Why do tragic things happen to good people in the prime of their lives? Nobody knows the answer to that. But I do know that even if I was never moved to completely emulate Chris and Joanie's lives or subscribe to all of their religious beliefs, these two people affected me in deep and profound ways. Each of them embodied a level of decency and humanity that is rarely seen. Even today, when it is easy to despair of the seemingly omnipresent evil in the hearts of my fellow human beings, I think of Chris and Joanie and know that goodness itself prevails long after the the body has perished.
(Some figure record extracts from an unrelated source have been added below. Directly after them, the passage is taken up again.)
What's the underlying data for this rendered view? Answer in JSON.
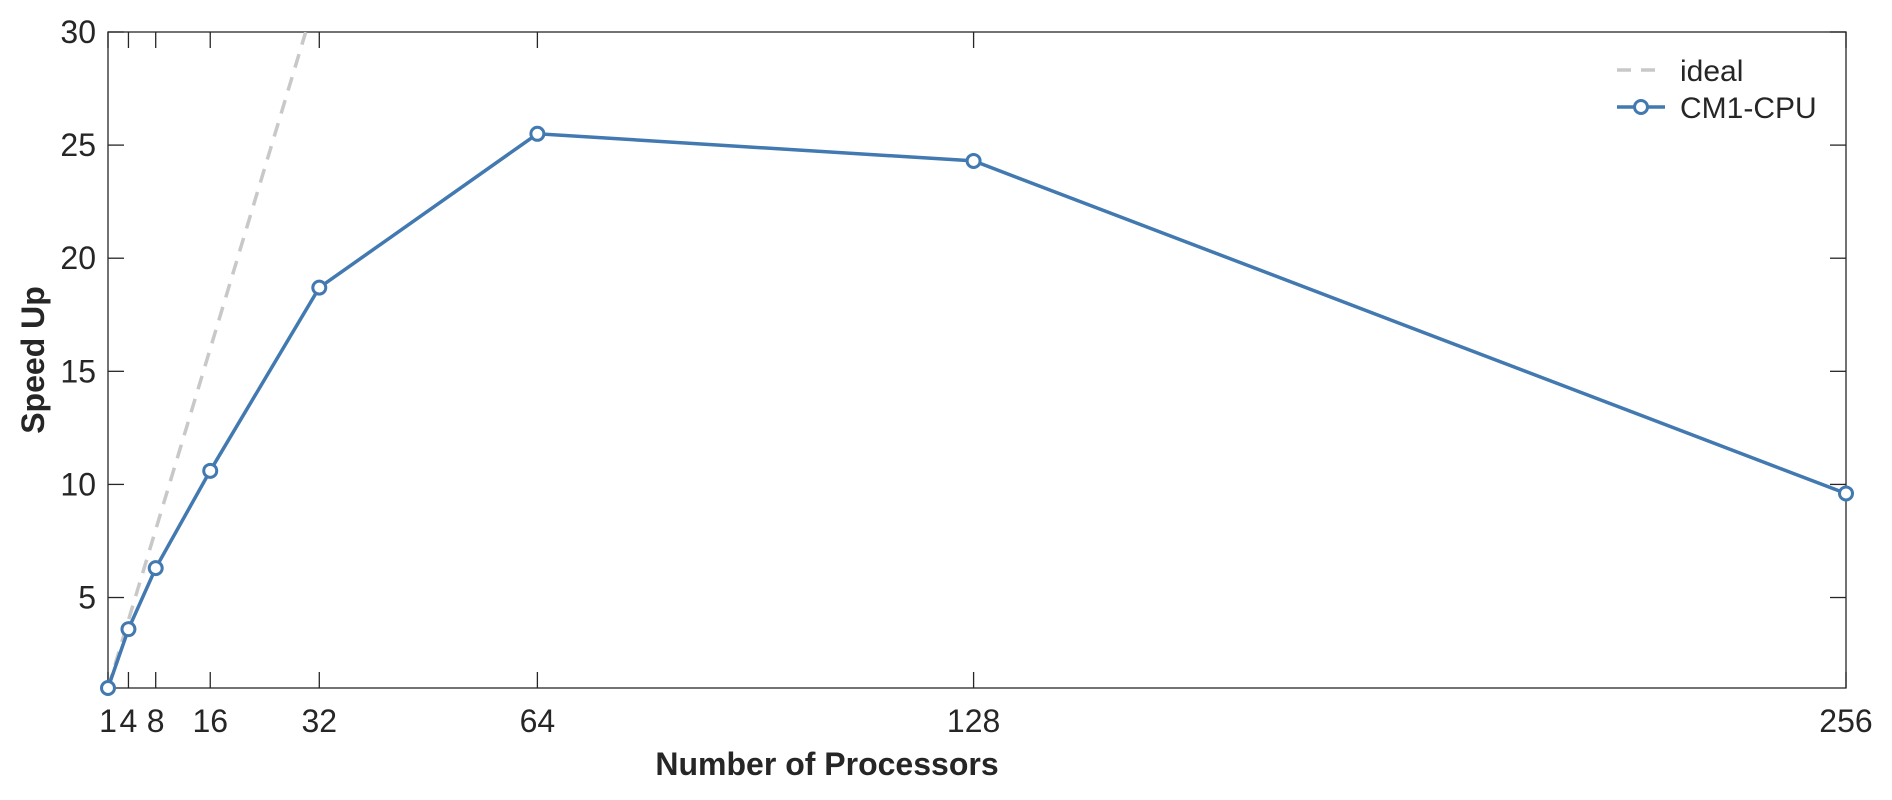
{
  "chart_data": {
    "type": "line",
    "xlabel": "Number of Processors",
    "ylabel": "Speed Up",
    "xlim": [
      1,
      256
    ],
    "ylim": [
      1,
      30
    ],
    "xticks": [
      1,
      4,
      8,
      16,
      32,
      64,
      128,
      256
    ],
    "xtick_labels": [
      "1",
      "4",
      "8",
      "16",
      "32",
      "64",
      "128",
      "256"
    ],
    "yticks": [
      5,
      10,
      15,
      20,
      25,
      30
    ],
    "ytick_labels": [
      "5",
      "10",
      "15",
      "20",
      "25",
      "30"
    ],
    "grid": false,
    "legend_position": "top-right",
    "series": [
      {
        "name": "ideal",
        "style": "dashed",
        "color": "#c8c8c8",
        "x": [
          1,
          30
        ],
        "y": [
          1,
          30
        ]
      },
      {
        "name": "CM1-CPU",
        "style": "solid",
        "marker": "circle",
        "color": "#4279b0",
        "x": [
          1,
          4,
          8,
          16,
          32,
          64,
          128,
          256
        ],
        "y": [
          1.0,
          3.6,
          6.3,
          10.6,
          18.7,
          25.5,
          24.3,
          9.6
        ]
      }
    ]
  }
}
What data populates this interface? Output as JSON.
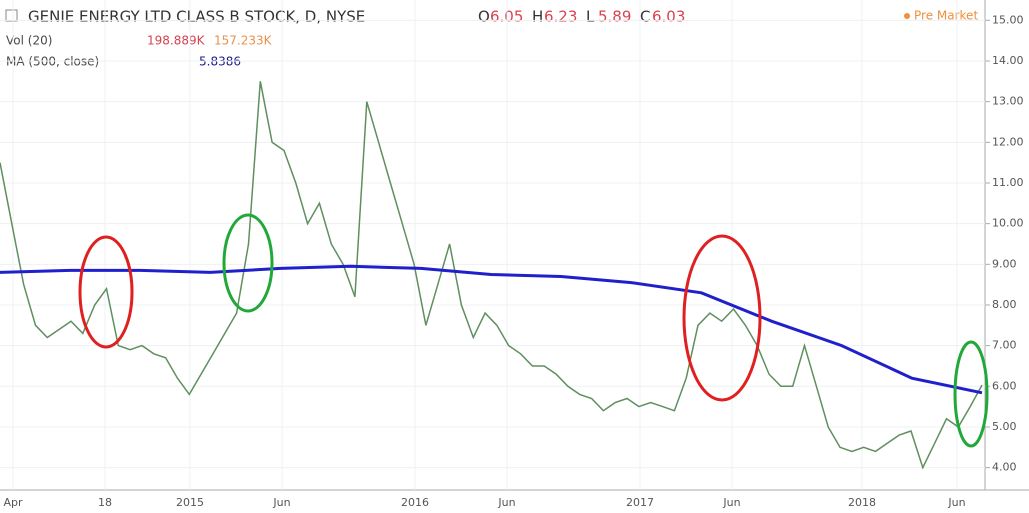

The proof of that is evident first and foremost in the lives of their children: children both sensitive and strong enough to endure tragedy that would break many - if not most - other children. Children who have grown up with the talent and potential to continue their parent's legacy of world-changing good will. Credit for this must be given, not only to Chris and Joanie, but to their grand-parents, aunts, uncles, and other family members who took their nieces and nephews in and raised them as their own sons and daughters. Indeed, Chris and Joanie's goodness is evident in the voices and gestures of their sisters and brothers, mothers and fathers!

It is also evident in Chris and Joanie's PIONEERING examples of exceptional love and conviction in the face of racism, hate and ignorance. Because of their union, the path has been made easier for other people to follow: for ALL of us to more freely love others regardless of ethnicity, nationality, religion or any number of superficial and divisive externals that alienate us from each other. One could argue that Chris and Joanie's non-traditional union has helped pave the way for people to accept other non-traditional unions, including those within the LGBT community.

In sum, Chris and Joanie's goodness was never, in my view, exactly of this world. And that is exactly why it endures.

Indeed, this goodness, this love of theirs, is what will always be my PERFECT memory of the writing on the walls!